Exorcism and Satanism in Folklore and Media

“What role or duty does the Catholic Church serve to its parishioners in this latest stage of information dissemination and misinformation? ”

Team Members/Contributors

William Chavez Stetson University Contact Me

About this first book grant for scholars of color

My book project examines the process by which Catholics utilize discourse of global Satanism as a rhetorical strategy for reifying Catholic identity via the Christian persecution complex. My book tells the untold story of how folk and mediatized fears of global Satanic conspiracy fuel the revived institutional support of the Catholic Church’s office of exorcist – that is, multiple training programs, papal mandates, revised ritual manuals, and increased appointments of priest-exorcists in dioceses across the globe. I demonstrate how modern Catholic exorcists, post-1998, serve parishioners as trained anti-occultists and not simply ritual specialists.
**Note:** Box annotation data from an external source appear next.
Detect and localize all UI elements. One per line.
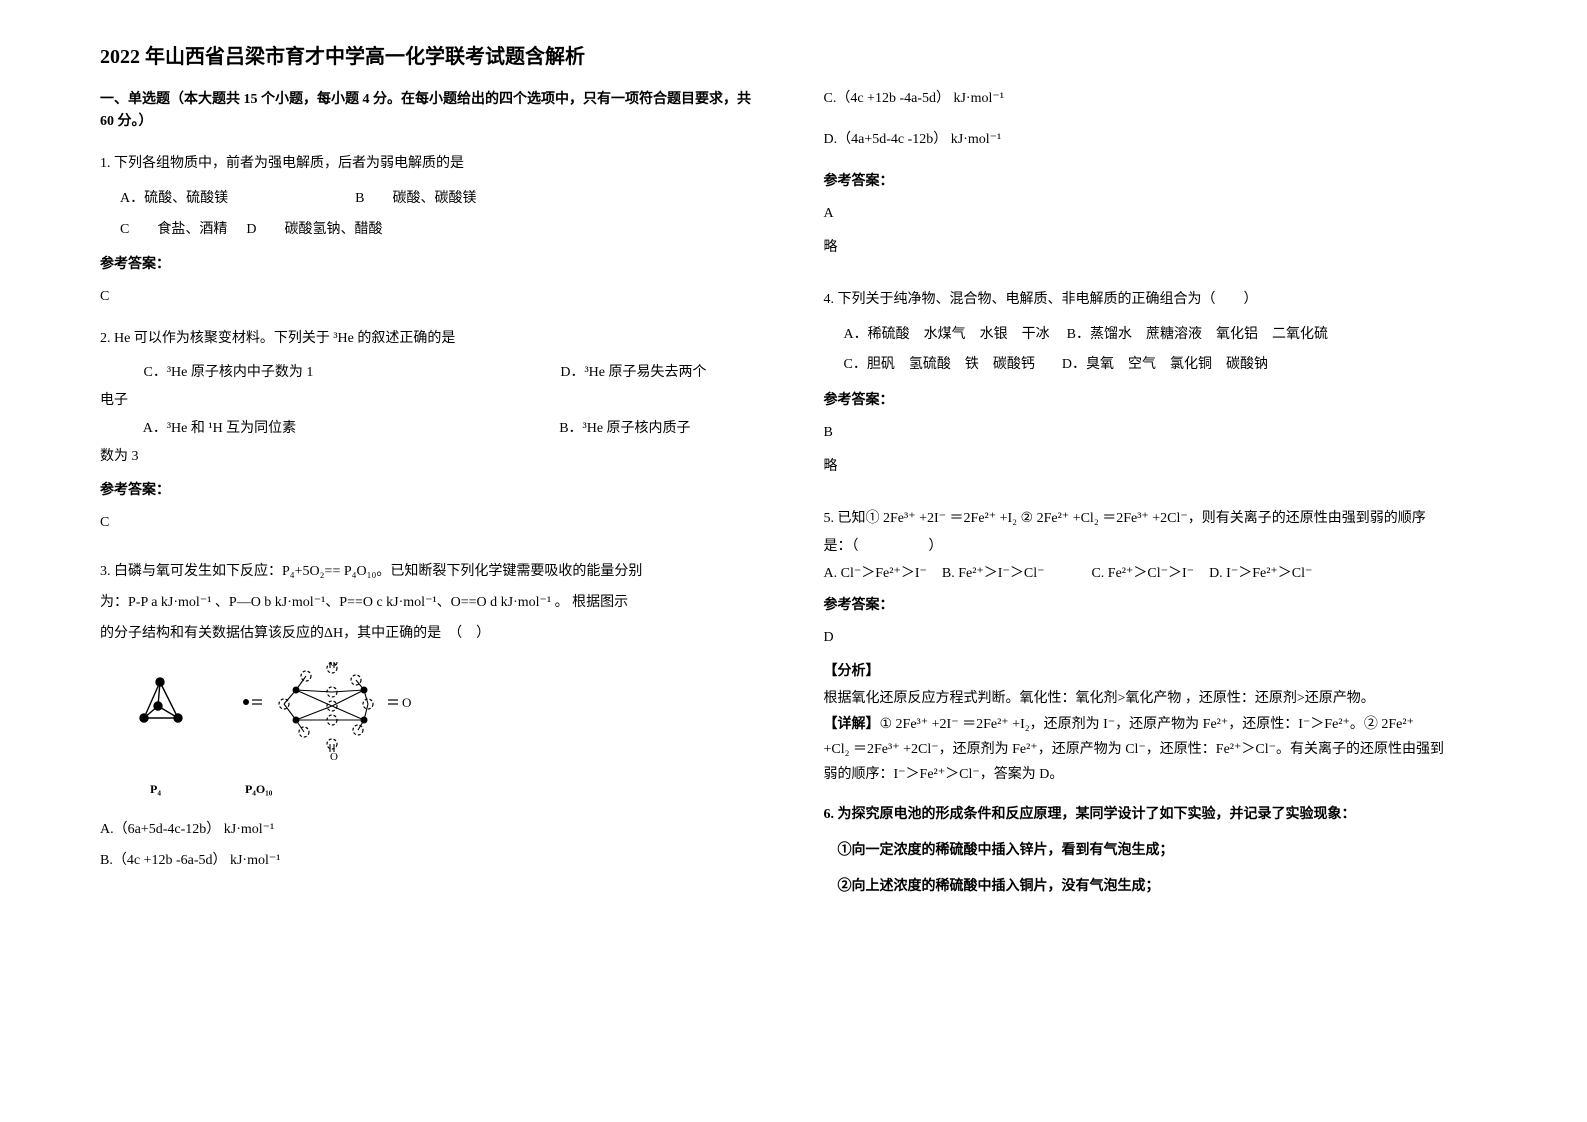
q4-text: 4. 下列关于纯净物、混合物、电解质、非电解质的正确组合为（ ） — [824, 286, 1488, 314]
question-3-cont: C.（4c +12b -4a-5d） kJ·mol⁻¹ D.（4a+5d-4c … — [824, 84, 1488, 272]
q3-line2: 为：P-P a kJ·mol⁻¹ 、P—O b kJ·mol⁻¹、P==O c … — [100, 588, 764, 619]
q6-text: 6. 为探究原电池的形成条件和反应原理，某同学设计了如下实验，并记录了实验现象： — [824, 801, 1488, 829]
question-5: 5. 已知① 2Fe³⁺ +2I⁻ ＝2Fe²⁺ +I₂ ② 2Fe²⁺ +Cl… — [824, 505, 1488, 787]
q3-diagram: O O O P₄ P₄O₁₀ — [136, 662, 764, 801]
q3-opt-b: B.（4c +12b -6a-5d） kJ·mol⁻¹ — [100, 846, 764, 877]
q1-text: 1. 下列各组物质中，前者为强电解质，后者为弱电解质的是 — [100, 150, 764, 178]
q5-analysis: 根据氧化还原反应方程式判断。氧化性：氧化剂>氧化产物 ，还原性：还原剂>还原产物… — [824, 686, 1488, 711]
q4-opt-a: A．稀硫酸 水煤气 水银 干冰 — [844, 327, 1050, 342]
q2-opt-a: A．³He 和 ¹H 互为同位素 — [143, 421, 296, 436]
q5-detail2: +Cl₂ ＝2Fe³⁺ +2Cl⁻，还原剂为 Fe²⁺，还原产物为 Cl⁻，还原… — [824, 737, 1488, 762]
fig-label-p4: P₄ — [150, 777, 161, 801]
q5-analysis-label: 【分析】 — [824, 658, 1488, 686]
q2-row-ab: A．³He 和 ¹H 互为同位素 B．³He 原子核内质子 — [100, 415, 764, 443]
q5-answer-label: 参考答案： — [824, 592, 1488, 620]
q4-opt-b: B．蒸馏水 蔗糖溶液 氧化铝 二氧化硫 — [1067, 327, 1328, 342]
q4-options: A．稀硫酸 水煤气 水银 干冰 B．蒸馏水 蔗糖溶液 氧化铝 二氧化硫 C．胆矾… — [844, 320, 1488, 382]
q3-line1: 3. 白磷与氧可发生如下反应：P₄+5O₂== P₄O₁₀。已知断裂下列化学键需… — [100, 557, 764, 588]
q5-options: A. Cl⁻＞Fe²⁺＞I⁻ B. Fe²⁺＞I⁻＞Cl⁻ C. Fe²⁺＞Cl… — [824, 561, 1488, 586]
q5-opt-b: B. Fe²⁺＞I⁻＞Cl⁻ — [942, 566, 1045, 581]
q1-answer-label: 参考答案： — [100, 251, 764, 279]
q5-opt-a: A. Cl⁻＞Fe²⁺＞I⁻ — [824, 566, 927, 581]
q5-opt-d: D. I⁻＞Fe²⁺＞Cl⁻ — [1209, 566, 1312, 581]
q5-detail: 【详解】① 2Fe³⁺ +2I⁻ ＝2Fe²⁺ +I₂，还原剂为 I⁻，还原产物… — [824, 712, 1488, 737]
q5-line1: 5. 已知① 2Fe³⁺ +2I⁻ ＝2Fe²⁺ +I₂ ② 2Fe²⁺ +Cl… — [824, 505, 1488, 533]
q1-options: A．硫酸、硫酸镁 B 碳酸、碳酸镁 C 食盐、酒精 D 碳酸氢钠、醋酸 — [120, 184, 764, 246]
q5-answer: D — [824, 624, 1488, 652]
q3-brief: 略 — [824, 234, 1488, 262]
q2-optd-cont: 电子 — [100, 387, 764, 415]
q3-answer-label: 参考答案： — [824, 168, 1488, 196]
q2-row-cd: C．³He 原子核内中子数为 1 D．³He 原子易失去两个 — [100, 359, 764, 387]
q4-answer: B — [824, 419, 1488, 447]
svg-text:O: O — [402, 695, 411, 710]
q6-line2: ②向上述浓度的稀硫酸中插入铜片，没有气泡生成； — [838, 873, 1488, 901]
q5-detail-label: 【详解】 — [824, 717, 880, 732]
q4-opt-d: D．臭氧 空气 氯化铜 碳酸钠 — [1062, 357, 1268, 372]
page-title: 2022 年山西省吕梁市育才中学高一化学联考试题含解析 — [100, 40, 764, 69]
q1-opt-a: A．硫酸、硫酸镁 — [120, 191, 228, 206]
q1-answer: C — [100, 283, 764, 311]
q5-detail3: 弱的顺序：I⁻＞Fe²⁺＞Cl⁻，答案为 D。 — [824, 762, 1488, 787]
q3-fig-labels: P₄ P₄O₁₀ — [150, 777, 764, 801]
svg-text:O: O — [330, 662, 338, 669]
molecule-svg: O O O — [136, 662, 426, 762]
q2-opt-b: B．³He 原子核内质子 — [559, 421, 690, 436]
q5-detail1: ① 2Fe³⁺ +2I⁻ ＝2Fe²⁺ +I₂，还原剂为 I⁻，还原产物为 Fe… — [880, 717, 1414, 732]
q3-opt-d: D.（4a+5d-4c -12b） kJ·mol⁻¹ — [824, 125, 1488, 156]
q5-line2: 是：（ ） — [824, 533, 1488, 561]
fig-label-p4o10: P₄O₁₀ — [245, 777, 272, 801]
q2-answer: C — [100, 509, 764, 537]
q5-opt-c: C. Fe²⁺＞Cl⁻＞I⁻ — [1091, 566, 1194, 581]
q2-optb-cont: 数为 3 — [100, 443, 764, 471]
q3-line3: 的分子结构和有关数据估算该反应的ΔH，其中正确的是 （ ） — [100, 619, 764, 650]
question-2: 2. He 可以作为核聚变材料。下列关于 ³He 的叙述正确的是 C．³He 原… — [100, 325, 764, 543]
q1-opt-b: B 碳酸、碳酸镁 — [355, 191, 476, 206]
q1-opt-c: C 食盐、酒精 — [120, 222, 227, 237]
q4-brief: 略 — [824, 453, 1488, 481]
question-1: 1. 下列各组物质中，前者为强电解质，后者为弱电解质的是 A．硫酸、硫酸镁 B … — [100, 150, 764, 318]
q2-answer-label: 参考答案： — [100, 477, 764, 505]
q6-line1: ①向一定浓度的稀硫酸中插入锌片，看到有气泡生成； — [838, 837, 1488, 865]
question-3: 3. 白磷与氧可发生如下反应：P₄+5O₂== P₄O₁₀。已知断裂下列化学键需… — [100, 557, 764, 876]
section-intro: 一、单选题（本大题共 15 个小题，每小题 4 分。在每小题给出的四个选项中，只… — [100, 89, 764, 134]
q4-opt-c: C．胆矾 氢硫酸 铁 碳酸钙 — [844, 357, 1035, 372]
q4-answer-label: 参考答案： — [824, 387, 1488, 415]
q2-text: 2. He 可以作为核聚变材料。下列关于 ³He 的叙述正确的是 — [100, 325, 764, 353]
q3-opt-c: C.（4c +12b -4a-5d） kJ·mol⁻¹ — [824, 84, 1488, 115]
q3-opt-a: A.（6a+5d-4c-12b） kJ·mol⁻¹ — [100, 815, 764, 846]
q1-opt-d: D 碳酸氢钠、醋酸 — [246, 222, 382, 237]
q2-opt-d: D．³He 原子易失去两个 — [560, 365, 706, 380]
svg-text:O: O — [330, 751, 338, 762]
right-column: C.（4c +12b -4a-5d） kJ·mol⁻¹ D.（4a+5d-4c … — [824, 40, 1488, 1082]
left-column: 2022 年山西省吕梁市育才中学高一化学联考试题含解析 一、单选题（本大题共 1… — [100, 40, 764, 1082]
question-6: 6. 为探究原电池的形成条件和反应原理，某同学设计了如下实验，并记录了实验现象：… — [824, 801, 1488, 901]
question-4: 4. 下列关于纯净物、混合物、电解质、非电解质的正确组合为（ ） A．稀硫酸 水… — [824, 286, 1488, 492]
q2-opt-c: C．³He 原子核内中子数为 1 — [144, 365, 314, 380]
q3-answer: A — [824, 200, 1488, 228]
They are trained to reduce the number of exorcisms performed, approaching possession cases as exceedingly rare, and, instead, recommend that most supplicants receive psychiatric treatment. Elite human cabals, however, emerge as a more clear and present danger for active Catholic exorcists, fearful that Satanism and occult practice persecute an already threatened Catholic social body. With this first book grant, I would conduct new interviews – with the dozens of contacts made during my dissertation fieldwork – probing the extent of such American/global Satanic conspiracies: the folklore of underground networks centered on Satanic ritual abuse and anti-Christian persecution.